What it means for Manufacturers
Manufacturers, however, are more interested in transparency when it comes to CONITEC publishing the rationale behind its reimbursement recommendations similarly to NICE. The new agency, which has yet to make a deliberation on a drug funding request, has currently only made available old top-line outcomes from CITEC.
Despite Brazil’s booming economy, the inception of CONITEC shows that the MoH is still faced with severely limited public funding. The new agency will try to ensure to get value for money when making positive drug reimbursement recommendations. This particularly affects secondary care drugs since public funding of those for the primary care is even more severely restricted. Relevant CONITEC recommendations will also have an impact in the private health supplementary insurance sector since it also suffers from financial constraints.

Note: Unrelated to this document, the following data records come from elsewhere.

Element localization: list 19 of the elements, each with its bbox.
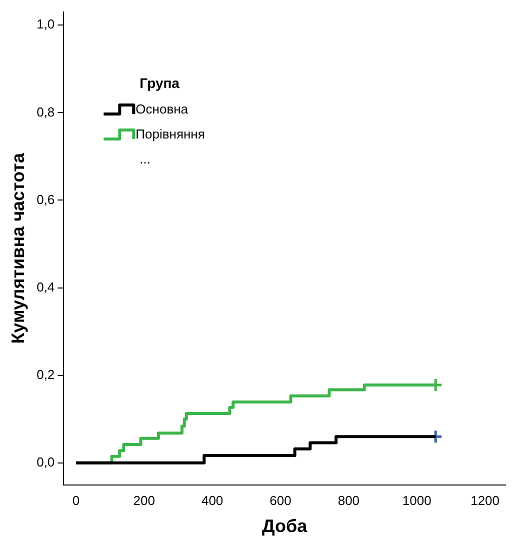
x-tick-label: 800: [338, 493, 360, 508]
y-axis-title: Кумулятивна частота: [8, 152, 28, 344]
x-tick-label: 0: [72, 493, 80, 508]
x-tick-label: 1000: [402, 493, 432, 508]
y-tick-label: 0,0: [36, 454, 55, 470]
y-tick-label: 0,4: [36, 279, 55, 294]
legend-label: Порівняння: [136, 126, 205, 142]
y-tick-label: 0,8: [36, 104, 55, 120]
y-tick-label: 0,2: [36, 366, 55, 382]
annotation: ...: [140, 152, 151, 167]
x-tick-label: 200: [133, 493, 155, 508]
y-tick-label: 0,6: [36, 192, 55, 207]
y-tick-label: 1,0: [36, 16, 55, 32]
x-axis-title: Доба: [262, 516, 308, 536]
x-tick-label: 600: [270, 493, 292, 508]
legend-label: Основна: [136, 102, 189, 117]
legend-title: Група: [140, 74, 180, 91]
x-tick-label: 1200: [470, 493, 500, 508]
x-tick-label: 400: [201, 493, 224, 508]
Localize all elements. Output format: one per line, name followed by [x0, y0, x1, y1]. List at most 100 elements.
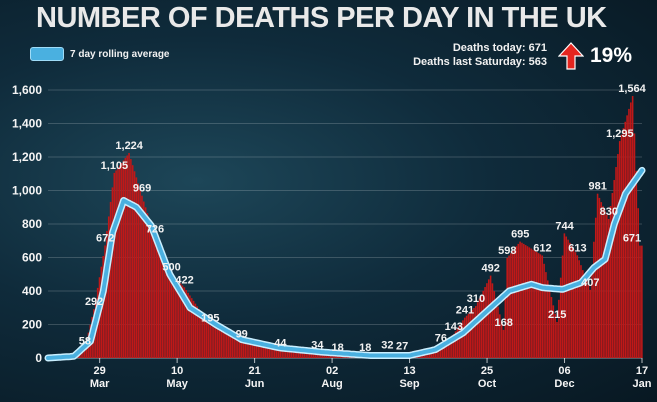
daily-bar: [172, 276, 175, 358]
data-label: 726: [146, 223, 164, 235]
daily-bar: [176, 279, 178, 358]
daily-bar: [449, 337, 451, 358]
daily-bar: [480, 294, 483, 358]
data-label: 492: [482, 263, 500, 275]
daily-bar: [600, 202, 603, 358]
daily-bar: [637, 208, 639, 358]
daily-bar: [314, 352, 317, 358]
daily-bar: [146, 213, 149, 358]
daily-bar: [589, 289, 591, 358]
x-tick-day: 10: [171, 365, 183, 377]
daily-bar: [635, 170, 638, 358]
daily-bar: [504, 293, 507, 358]
bar-series: [48, 96, 643, 359]
daily-bar: [281, 350, 283, 358]
daily-bar: [290, 351, 293, 358]
daily-bar: [233, 337, 235, 358]
daily-bar: [190, 298, 193, 358]
daily-bar: [133, 171, 136, 358]
daily-bar: [628, 108, 630, 359]
daily-bar: [152, 230, 154, 358]
daily-bar: [242, 341, 245, 358]
daily-bar: [131, 165, 134, 358]
daily-bar: [558, 299, 560, 358]
daily-bar: [515, 246, 518, 358]
daily-bar: [502, 329, 505, 358]
daily-bar: [253, 344, 256, 358]
daily-bar: [563, 233, 566, 358]
daily-bar: [454, 331, 457, 358]
daily-bar: [288, 351, 291, 358]
data-label: 310: [467, 293, 485, 305]
data-label: 1,224: [115, 140, 143, 152]
rolling-average-series: [44, 166, 646, 362]
daily-bar: [499, 314, 501, 358]
daily-bar: [572, 249, 575, 358]
daily-bar: [259, 345, 261, 358]
daily-bar: [194, 303, 197, 358]
daily-bar: [438, 345, 440, 358]
data-label: 99: [236, 328, 248, 340]
y-tick-label: 0: [35, 351, 42, 365]
daily-bar: [224, 332, 226, 358]
daily-bar: [578, 260, 580, 358]
daily-bar: [615, 167, 617, 358]
daily-bar: [462, 320, 464, 358]
x-tick-month: Sep: [399, 378, 419, 390]
daily-bar: [214, 328, 217, 358]
y-tick-label: 800: [22, 217, 42, 231]
daily-bar: [231, 336, 234, 358]
daily-bar: [593, 241, 595, 358]
daily-bar: [469, 311, 472, 358]
daily-bar: [113, 172, 116, 358]
daily-bar: [178, 281, 180, 358]
arrow-up-icon: [558, 42, 584, 70]
data-label: 44: [274, 338, 287, 350]
x-tick-day: 06: [558, 365, 570, 377]
daily-bar: [104, 245, 106, 358]
daily-bar: [500, 322, 503, 358]
daily-bar: [150, 224, 152, 358]
y-tick-label: 1,600: [12, 83, 42, 97]
daily-bar: [220, 331, 223, 358]
data-label: 32: [381, 340, 393, 352]
data-label: 1,105: [101, 160, 129, 172]
daily-bar: [576, 255, 579, 358]
daily-bar: [532, 249, 534, 358]
daily-bar: [517, 243, 520, 358]
daily-bar: [174, 277, 176, 358]
daily-bar: [626, 115, 628, 358]
daily-bar: [211, 326, 213, 358]
daily-bar: [445, 340, 448, 358]
daily-bar: [102, 256, 104, 358]
y-tick-label: 1,400: [12, 117, 42, 131]
daily-bar: [307, 351, 309, 358]
y-tick-label: 600: [22, 251, 42, 265]
daily-bar: [510, 253, 512, 358]
daily-bar: [528, 247, 531, 358]
x-tick-day: 21: [248, 365, 260, 377]
daily-bar: [235, 338, 237, 358]
daily-bar: [272, 348, 274, 358]
daily-bar: [580, 265, 582, 358]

Manufacturers are not expected to have an easy ride whilst navigating the newly reformed Brazilian public reimbursement system, particularly for more expensive secondary care drugs. Nonetheless, those manufacturers seeking to plug revenues gaps created by stagnating economies in mature pharmaceutical markets should still look at Brazil as an attractive market that is largely driven by the increasing disposable income of the expanding middle class.